KODE = C B P W T U E D

OCCURRENCES = 1 4 1 5 12 3 5 4

**Write your code in a file saved in the 8086 folder.**

Click on the following link to open a web page with the 8086 instruction set:

<http://www.jegerlehner.ch/intel/IntelCodeTable.pdf>

**Question 4** (9 points)

The IEEE-754 SP standard expresses floating-point numbers in 32 bits:

|  |  |  |  |  |
| --- | --- | --- | --- | --- |
| 31 | 30 | 23 | 22 | 0 |
| sign | exponent | | mantissa | |

Bit 31 is 0 if the number is positive, 1 if negative.

Write the addFPpositiveNumbers subroutine, which receives in input two 32-bit numbers, considers them as IEEE-754 SP floating point numbers, and returns their sum (in the same format). Bit 31 of the two input numbers is always 0 (i.e., the two numbers are positive).

In details, the subroutine implements the following steps:

1. take the mantissa of the two parameters
2. set bit 23 of the mantissa to 1
3. compare the two exponents. If they are equal, the exponent of the result is the same. If they are different:
   1. the exponent of the result is the highest one
   2. shift right the mantissa of the number with the lower exponent by as many position as the difference between the two exponents.
4. sum the two mantissas: this is the mantissa of the result. If bit 24 of the mantissa of the result is 1:
   1. shift right the mantissa of the result by one position
   2. increment the exponent of the result by one.
5. set bit 23 of the mantissa of the result to 0.
6. combine the mantissa and the exponent to get the final result.

Example: parameter1 = 0100 0010 0100 1011 0000 0000 0000 0000

parameter2 = 0100 0001 1010 0100 0000 0000 0000 0000

1. mantissa1 = 0000 0000 0100 1011 0000 0000 0000 0000   
   mantissa2 = 0000 0000 0010 0100 0000 0000 0000 0000
2. mantissa1 = 0000 0000 1100 1011 0000 0000 0000 0000   
   mantissa2 = 0000 0000 1010 0100 0000 0000 0000 0000
3. exponent1 = 1000 0100  
   exponent2 = 1000 0011
   1. exponentResult = 1000 0100
   2. mantissa2 = 0000 0000 0101 0010 0000 0000 0000 0000
4. mantissaResult = 0000 0001 0001 1101 0000 0000 0000 0000
   1. mantissaResult = 0000 0000 1000 1110 1000 0000 0000 0000
   2. exponentResult = 1000 0101
5. mantissaResult = 0000 0000 0000 1110 1000 0000 0000 0000
6. result = 0100 0010 1000 1110 1000 0000 0000 0000

Important notes:

1. **Create a new project with Keil inside the “ARM” directory and write your code there.

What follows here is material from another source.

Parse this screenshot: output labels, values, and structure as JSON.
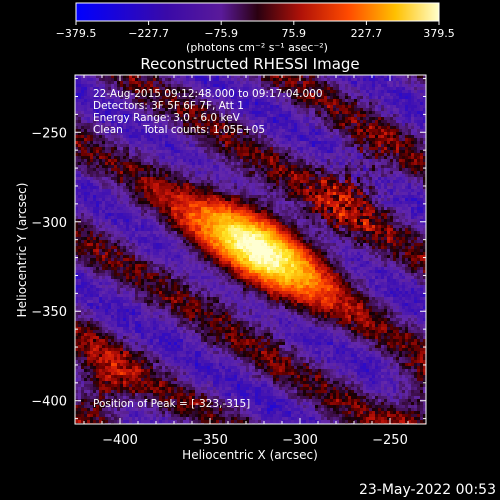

The “ARM” directory contains some subdirectories that you can add to your project if you need them.**
2. In the Keil project, the following settings apply to the LPC1768 board:
   * Simulator: dialog DLL DARMP1.DLL, parameter -pLPC1768
   * ULINK2/ME Cortex Debugger: dialog DLL TARMP1.DLL, parameter -pLPC1768
3. The assembly subroutine must comply with the ARM Architecture Procedure Call Standard (AAPCS) standard (in terms of parameter passing, returned value, callee-saved registers).
4. Click on the following links to open web pages with the ARM instruction set

<http://www.keil.com/support/man/docs/armasm>

<https://developer.arm.com/documentation/ddi0337/e/Introduction/Instruction-set-summary?lang=en>

1. You can use the following link to convert between the IEEE 754 SP notation and the corresponding value:

<https://www.h-schmidt.net/FloatConverter/IEEE754.html>

**Question 5** (5 points)

Add a C file (e.g. sample.c) to the project created in the previous exercise.  
Write here the main function (which needs to be called from the Reset handler).  
Inside the main function, call the addFPpositiveNumbers subroutine, passing two floating-point numbers. If the result is higher than 3.1415, you have to switch on led 4 and switch off all other leds. Otherwise, switch on led 5 and switch off all other leds.